In the present study, the influence of three different SiO2/Na2O ratios on the fresh and mechanical properties of a binary blend alkali activated of CS and GGBFS has been investigated and the following conclusions can be reported:

  1. 1.

    The AAMs mixtures displayed almost similar fresh properties to that of PC based refence mixture in terms of flow spread and fresh density. Increasing the molar ratio up to 1.3 improved the flow spread value about 14%, while its influence for higher molar ratios (1.6) was negligible. The fresh density of all the AAMs mixtures remained almost constant and slightly higher than that of PC based reference mixture.

  2. 2.

    The AAMs mixtures with molar ratios of 1.0, 1.3 and 1.6 displayed a higher 28 days compressive strength of 35%, 39% and 32% compared to PC based reference mixture, respectively.

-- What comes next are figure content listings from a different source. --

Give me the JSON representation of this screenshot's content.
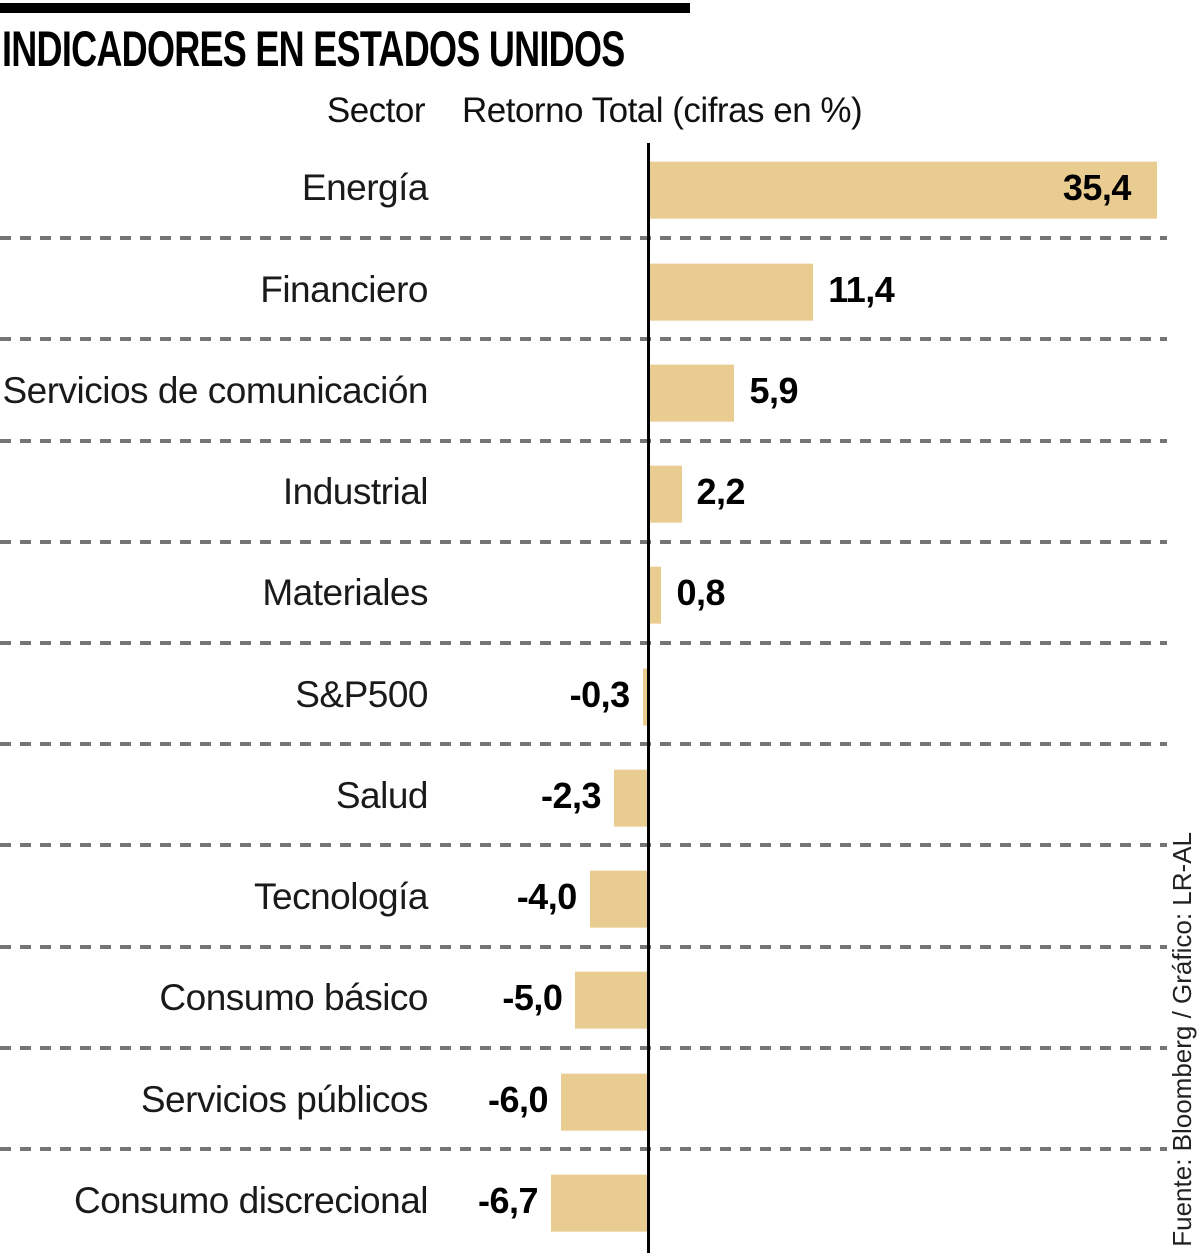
{
  "title": "INDICADORES EN ESTADOS UNIDOS",
  "header": {
    "sector": "Sector",
    "retorno": "Retorno Total (cifras en %)"
  },
  "source": "Fuente: Bloomberg / Gráfico: LR-AL",
  "chart_data": {
    "type": "bar",
    "orientation": "horizontal",
    "title": "INDICADORES EN ESTADOS UNIDOS",
    "xlabel": "Retorno Total (cifras en %)",
    "ylabel": "Sector",
    "unit": "%",
    "categories": [
      "Energía",
      "Financiero",
      "Servicios de comunicación",
      "Industrial",
      "Materiales",
      "S&P500",
      "Salud",
      "Tecnología",
      "Consumo básico",
      "Servicios públicos",
      "Consumo discrecional"
    ],
    "values": [
      35.4,
      11.4,
      5.9,
      2.2,
      0.8,
      -0.3,
      -2.3,
      -4.0,
      -5.0,
      -6.0,
      -6.7
    ],
    "value_labels": [
      "35,4",
      "11,4",
      "5,9",
      "2,2",
      "0,8",
      "-0,3",
      "-2,3",
      "-4,0",
      "-5,0",
      "-6,0",
      "-6,7"
    ],
    "xlim": [
      -15,
      36
    ],
    "grid": "dashed-row-separators",
    "legend": "none",
    "bar_color": "#e9cc90",
    "axis_color": "#000000",
    "separator_color": "#757575",
    "value_label_color": "#000000"
  }
}
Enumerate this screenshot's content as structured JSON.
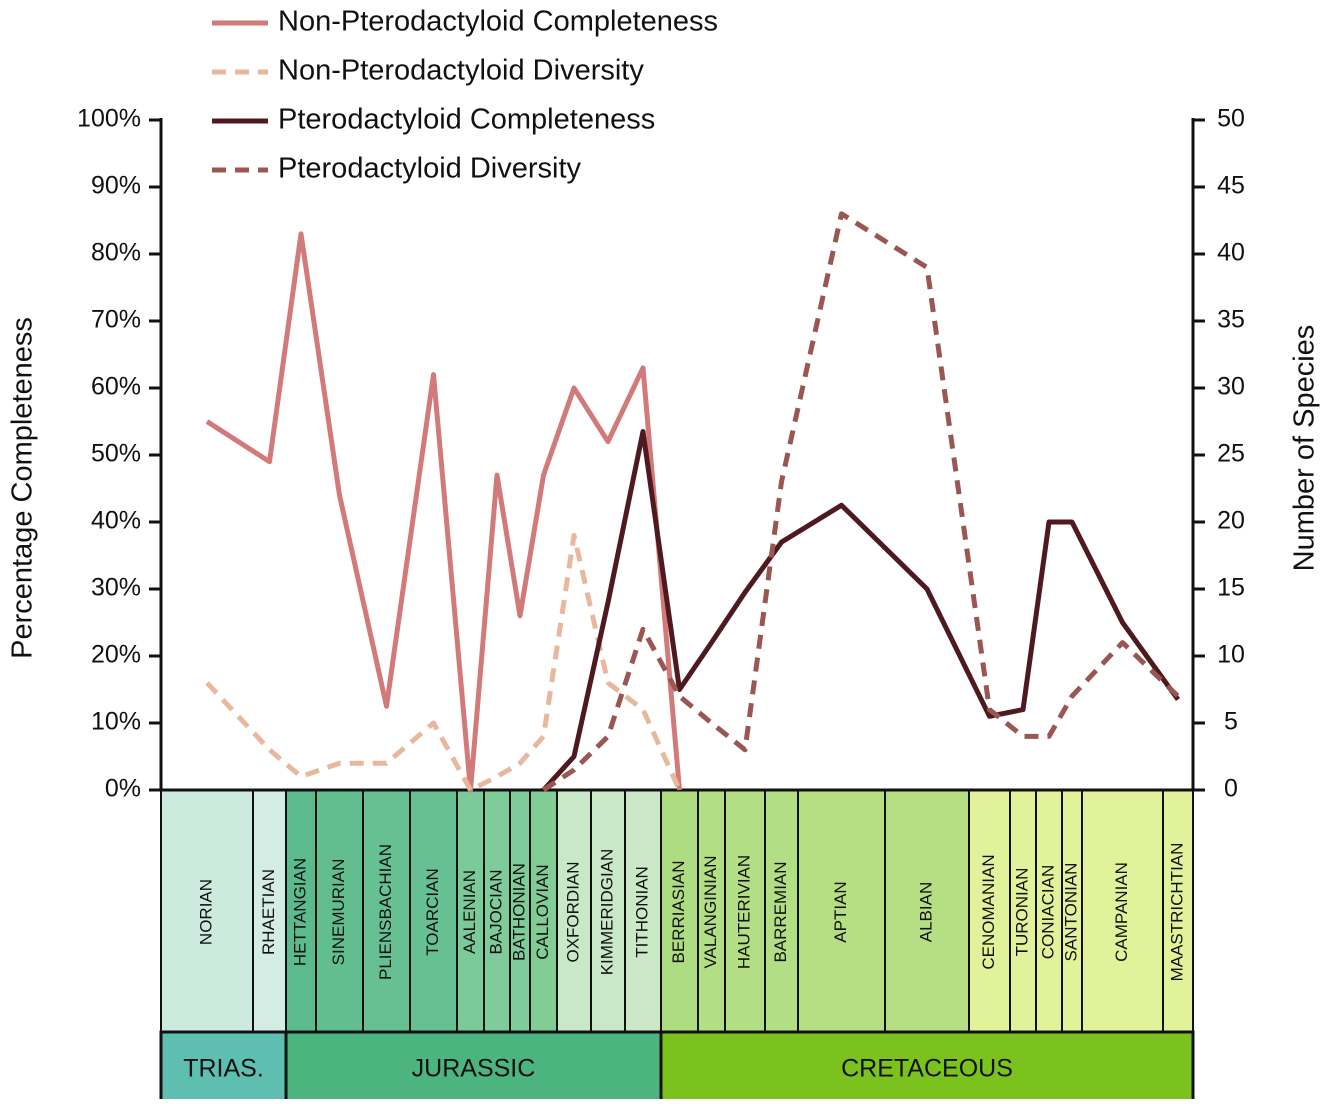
{
  "chart_data": {
    "type": "line",
    "categories": [
      "NORIAN",
      "RHAETIAN",
      "HETTANGIAN",
      "SINEMURIAN",
      "PLIENSBACHIAN",
      "TOARCIAN",
      "AALENIAN",
      "BAJOCIAN",
      "BATHONIAN",
      "CALLOVIAN",
      "OXFORDIAN",
      "KIMMERIDGIAN",
      "TITHONIAN",
      "BERRIASIAN",
      "VALANGINIAN",
      "HAUTERIVIAN",
      "BARREMIAN",
      "APTIAN",
      "ALBIAN",
      "CENOMANIAN",
      "TURONIAN",
      "CONIACIAN",
      "SANTONIAN",
      "CAMPANIAN",
      "MAASTRICHTIAN"
    ],
    "periods": [
      "TRIAS.",
      "JURASSIC",
      "CRETACEOUS"
    ],
    "series": [
      {
        "name": "Non-Pterodactyloid Completeness",
        "color": "#d27a7a",
        "dash": false,
        "values": [
          55,
          49,
          83,
          44,
          12.5,
          62,
          0,
          47,
          26,
          47,
          60,
          52,
          63,
          0,
          null,
          null,
          null,
          null,
          null,
          null,
          null,
          null,
          null,
          null,
          null
        ]
      },
      {
        "name": "Non-Pterodactyloid Diversity",
        "color": "#e8b89e",
        "dash": true,
        "axis": "y2",
        "values": [
          8,
          3,
          1,
          2,
          2,
          5,
          0,
          1,
          2,
          4,
          19,
          8,
          6,
          0,
          null,
          null,
          null,
          null,
          null,
          null,
          null,
          null,
          null,
          null,
          null
        ]
      },
      {
        "name": "Pterodactyloid Completeness",
        "color": "#4e1a1f",
        "dash": false,
        "values": [
          null,
          null,
          null,
          null,
          null,
          null,
          null,
          null,
          null,
          0,
          5,
          28,
          53.5,
          15,
          22,
          29.5,
          37,
          42.5,
          30,
          11,
          12,
          40,
          40,
          25,
          13.5
        ]
      },
      {
        "name": "Pterodactyloid Diversity",
        "color": "#9a5650",
        "dash": true,
        "axis": "y2",
        "values": [
          null,
          null,
          null,
          null,
          null,
          null,
          null,
          null,
          null,
          0,
          1.5,
          4,
          12,
          7,
          5,
          3,
          23,
          43,
          39,
          6,
          4,
          4,
          7,
          11,
          7
        ]
      }
    ],
    "ylabel": "Percentage Completeness",
    "y2label": "Number of Species",
    "ylim": [
      0,
      100
    ],
    "yticks": [
      {
        "value": 0,
        "label": "0%"
      },
      {
        "value": 10,
        "label": "10%"
      },
      {
        "value": 20,
        "label": "20%"
      },
      {
        "value": 30,
        "label": "30%"
      },
      {
        "value": 40,
        "label": "40%"
      },
      {
        "value": 50,
        "label": "50%"
      },
      {
        "value": 60,
        "label": "60%"
      },
      {
        "value": 70,
        "label": "70%"
      },
      {
        "value": 80,
        "label": "80%"
      },
      {
        "value": 90,
        "label": "90%"
      },
      {
        "value": 100,
        "label": "100%"
      }
    ],
    "y2lim": [
      0,
      50
    ],
    "y2ticks": [
      0,
      5,
      10,
      15,
      20,
      25,
      30,
      35,
      40,
      45,
      50
    ]
  }
}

This improvement is about 12%, 15% and 6%, in terms of flexural tensile strength, respectively.

  3. 3.

    Increasing the molar ratio up to 1.3 positively influenced the strength properties of the AAMs mixtures, while exceeding the 1.3 value negatively affected the strength properties of the AAMs mixtures. It can be concluded that the molar ratio of 1.3 is an optimum value in terms of strength properties for the AAMs mixtures developed in this study.